Spending on AmEx’s network has roared back this year as customers return to traveling and dining out following years of pandemic-related lockdowns. The company now expects revenue for the year to climb as much as 25%, a bigger increase than previous forecasts. As a result, New York-based AmEx has said it wants to beef up its investments in technology and talent. 

“We now expect our full-year operating expenses to be around $13 billion as we invest in our talented colleague base, technology and other key underpinnings of our growth given our tremendously high levels of revenue growth,” Chief Financial Officer Jeff Campbell had said earlier in July. 

Radhakrishnan said teams across the company are looking for data scientists, engineers and analysts for handling everything from fraud management to lifestyle services to the company’s venture-capital arm.

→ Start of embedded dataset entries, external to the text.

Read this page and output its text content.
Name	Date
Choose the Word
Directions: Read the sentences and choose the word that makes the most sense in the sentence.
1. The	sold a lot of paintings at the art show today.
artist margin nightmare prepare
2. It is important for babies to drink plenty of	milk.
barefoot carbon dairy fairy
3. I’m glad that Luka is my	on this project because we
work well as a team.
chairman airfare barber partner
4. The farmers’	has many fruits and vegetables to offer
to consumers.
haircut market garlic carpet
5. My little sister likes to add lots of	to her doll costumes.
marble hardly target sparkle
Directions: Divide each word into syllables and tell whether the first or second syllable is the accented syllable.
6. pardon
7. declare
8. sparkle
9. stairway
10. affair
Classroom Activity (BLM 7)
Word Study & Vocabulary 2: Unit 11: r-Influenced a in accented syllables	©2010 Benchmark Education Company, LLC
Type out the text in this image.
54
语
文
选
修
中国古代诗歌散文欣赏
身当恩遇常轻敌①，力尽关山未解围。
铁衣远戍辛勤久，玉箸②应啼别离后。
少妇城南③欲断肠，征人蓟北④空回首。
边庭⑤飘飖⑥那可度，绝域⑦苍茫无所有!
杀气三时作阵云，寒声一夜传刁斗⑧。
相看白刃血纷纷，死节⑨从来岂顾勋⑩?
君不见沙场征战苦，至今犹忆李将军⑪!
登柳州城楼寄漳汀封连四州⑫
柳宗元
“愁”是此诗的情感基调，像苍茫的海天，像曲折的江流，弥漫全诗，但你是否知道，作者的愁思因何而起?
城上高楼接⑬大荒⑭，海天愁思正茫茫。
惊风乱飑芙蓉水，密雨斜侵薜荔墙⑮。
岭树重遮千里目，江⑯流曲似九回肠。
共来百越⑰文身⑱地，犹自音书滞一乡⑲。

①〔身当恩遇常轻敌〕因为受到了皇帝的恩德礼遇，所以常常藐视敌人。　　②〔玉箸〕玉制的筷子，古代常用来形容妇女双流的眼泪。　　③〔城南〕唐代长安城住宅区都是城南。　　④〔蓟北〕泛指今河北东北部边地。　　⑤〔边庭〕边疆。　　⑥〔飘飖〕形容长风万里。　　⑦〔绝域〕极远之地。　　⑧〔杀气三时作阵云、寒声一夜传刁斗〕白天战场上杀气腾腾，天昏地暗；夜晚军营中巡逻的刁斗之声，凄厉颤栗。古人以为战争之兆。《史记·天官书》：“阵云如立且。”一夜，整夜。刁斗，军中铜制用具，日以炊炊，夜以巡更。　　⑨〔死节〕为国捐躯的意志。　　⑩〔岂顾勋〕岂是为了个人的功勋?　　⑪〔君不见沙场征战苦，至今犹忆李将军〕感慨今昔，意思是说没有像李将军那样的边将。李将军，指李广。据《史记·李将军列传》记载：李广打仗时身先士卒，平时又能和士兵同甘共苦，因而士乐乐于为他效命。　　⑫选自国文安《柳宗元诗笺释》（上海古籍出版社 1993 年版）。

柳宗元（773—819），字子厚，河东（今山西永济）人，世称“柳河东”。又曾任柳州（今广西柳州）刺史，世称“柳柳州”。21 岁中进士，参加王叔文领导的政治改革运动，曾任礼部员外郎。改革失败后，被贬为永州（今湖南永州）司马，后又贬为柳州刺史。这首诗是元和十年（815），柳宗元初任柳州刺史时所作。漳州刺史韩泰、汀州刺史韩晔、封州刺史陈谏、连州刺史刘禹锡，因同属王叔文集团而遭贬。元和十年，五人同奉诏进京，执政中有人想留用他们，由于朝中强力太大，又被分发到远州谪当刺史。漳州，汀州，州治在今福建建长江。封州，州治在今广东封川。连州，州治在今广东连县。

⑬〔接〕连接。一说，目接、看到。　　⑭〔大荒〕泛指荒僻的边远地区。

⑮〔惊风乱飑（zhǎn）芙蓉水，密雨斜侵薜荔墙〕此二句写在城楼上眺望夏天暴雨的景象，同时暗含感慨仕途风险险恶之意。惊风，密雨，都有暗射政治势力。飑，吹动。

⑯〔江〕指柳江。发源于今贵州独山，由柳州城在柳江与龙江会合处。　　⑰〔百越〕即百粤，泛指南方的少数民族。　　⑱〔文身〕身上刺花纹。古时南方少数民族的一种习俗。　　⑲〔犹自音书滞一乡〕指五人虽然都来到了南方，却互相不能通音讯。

AmEx has been one of the few banks to embrace remote work even after the pandemic, with 40% of staffers opting to be fully virtual. The majority of the company’s staffers have chosen to come into the office two days a week and work remotely the rest of the week.

“There’s a lot of talent that wants to understand how we approach flexibility,” Radhakrishnan said. “It’s not just the flexibility that we offer — the option to be virtual, in-person or hybrid. It’s combining it with purpose. We do do that. We ask people to work with their leaders to determine the purpose for coming in.”

Meanwhile, initial US unemployment claims decreased by 5,000 to 213,000 in the week ended 10 September. The four-week moving average, which smooths out volatility from week to week, dropped to 224,000 — the lowest since June, Labor Department data showed last Thursday.

Jobless claims have been dropping as employers are still trying to fill millions of open positions and retain the workers they already have. However, the trend may reverse course as the Federal Reserve pursues an aggressive path of interest-rate hikes to reign in demand across the economy, including for labor.